Oleh Drozdov (; born September 12, 1966) is a Ukrainian architect, artist, and educator. Founder of the architectural bureau Drozdov&Partners and co-founder of the Kharkiv School of Architecture.

Biography 
Oleh Drozdov was born on September 12, 1966, in Volgodonsk (USSR). In 1990, he graduated from the Kharkiv Civil Engineering Institute, School of Architecture. While studying at the university, he and his colleagues implemented the first small projects. These were mostly interiors, small cafés and clubs.

In 1990, after graduating from the university, he was assigned to the city of Sumy (Ukraine), where he led an architectural design team in the office of the chief architect until 1993.
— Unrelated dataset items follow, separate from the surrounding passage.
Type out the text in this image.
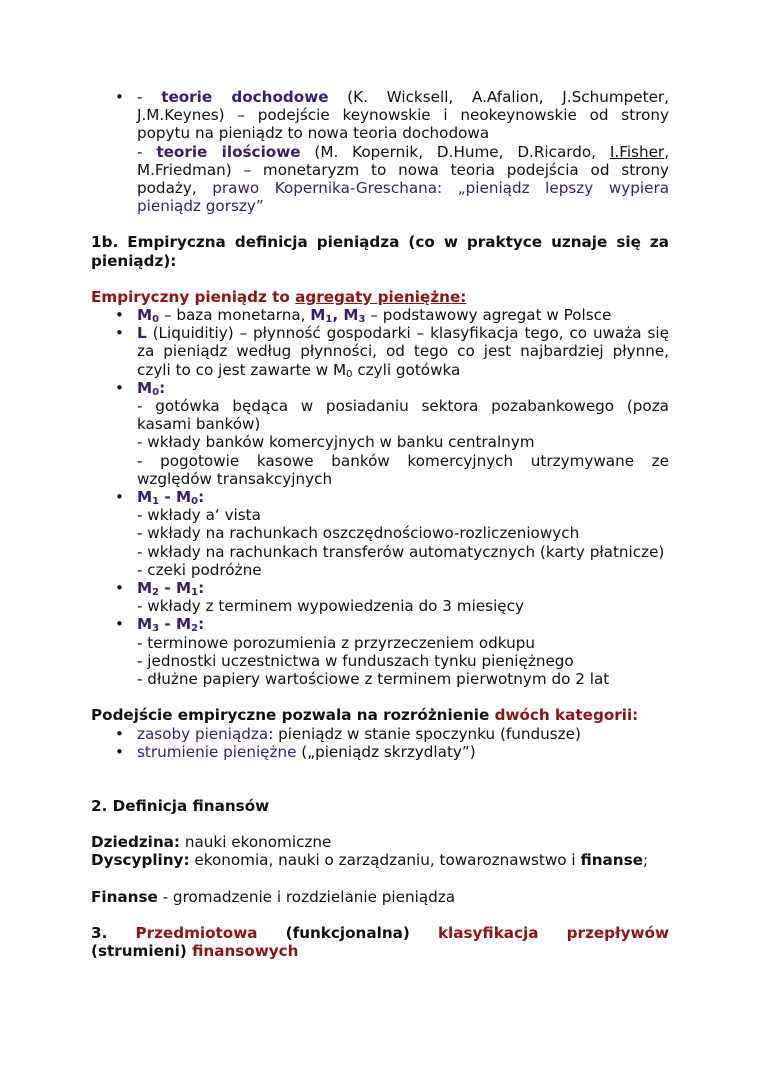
• - teorie dochodowe (K. Wicksell, A.Afalion, J.Schumpeter, J.M.Keynes) – podejście keynowskie i neokeynowskie od strony popytu na pieniądz to nowa teoria dochodowa
- teorie ilościowe (M. Kopernik, D.Hume, D.Ricardo, I.Fisher, M.Friedman) – monetaryzm to nowa teoria podejścia od strony podaży, prawo Kopernika-Greschana: „pieniądz lepszy wypiera pieniądz gorszy”
1b. Empiryczna definicja pieniądza (co w praktyce uznaje się za pieniądz):
Empiryczny pieniądz to agregaty pieniężne:
• $M_0$ – baza monetarna, $M_1$, $M_3$ – podstawowy agregat w Polsce
• L (Liquiditiy) – płynność gospodarki – klasyfikacja tego, co uważa się za pieniądz według płynności, od tego co jest najbardziej płynne, czyli to co jest zawarte w $M_0$ czyli gotówka
• $M_0$:
- gotówka będąca w posiadaniu sektora pozabankowego (poza kasami banków)
- wkłady banków komercyjnych w banku centralnym
- pogotowie kasowe banków komercyjnych utrzymywane ze względów transakcyjnych
• $M_1 - M_0$:
- wkłady a‘ vista
- wkłady na rachunkach oszczędnościowo-rozliczeniowych
- wkłady na rachunkach transferów automatycznych (karty płatnicze)
- czeki podróżne
• $M_2 - M_1$:
- wkłady z terminem wypowiedzenia do 3 miesięcy
• $M_3 - M_2$:
- terminowe porozumienia z przyrzeczeniem odkupu
- jednostki uczestnictwa w funduszach tynku pieniężnego
- dłużne papiery wartościowe z terminem pierwotnym do 2 lat
Podejście empiryczne pozwala na rozróżnienie dwóch kategorii:
• zasoby pieniądza: pieniądz w stanie spoczynku (fundusze)
• strumienie pieniężne („pieniądz skrzydlaty”)
2. Definicja finansów
Dziedzina: nauki ekonomiczne
Dyscypliny: ekonomia, nauki o zarządzaniu, towaroznawstwo i finanse;
Finanse - gromadzenie i rozdzielanie pieniądza
3. Przedmiotowa (funkcjonalna) klasyfikacja przepływów (strumieni) finansowych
From 1991 to 1997, he pursued his career of an artist.

Architecture 
In 1996, Oleg Drozdov started his career in architecture and,  together with partners, founded an architectural office, ‘Atrium’. In 1997, ‘Atrium’ was reorganised, renamed and continued its work with new partners. Oleg became a founder and the Chief Architect of Drozdov&Partners, working in Ukraine and abroad. In Kharkiv, the landmark works of Drozdov&Partners include famous business centers Ave Plaza and Platinum Plaza, Yaske restaurant in Danylevskoho st., Status boutique in Sumska st., Prizma shopping centre in Nauky Ave., Heirloom office and residential building in Chernyshevska st., and Carat residential building in Potebni st.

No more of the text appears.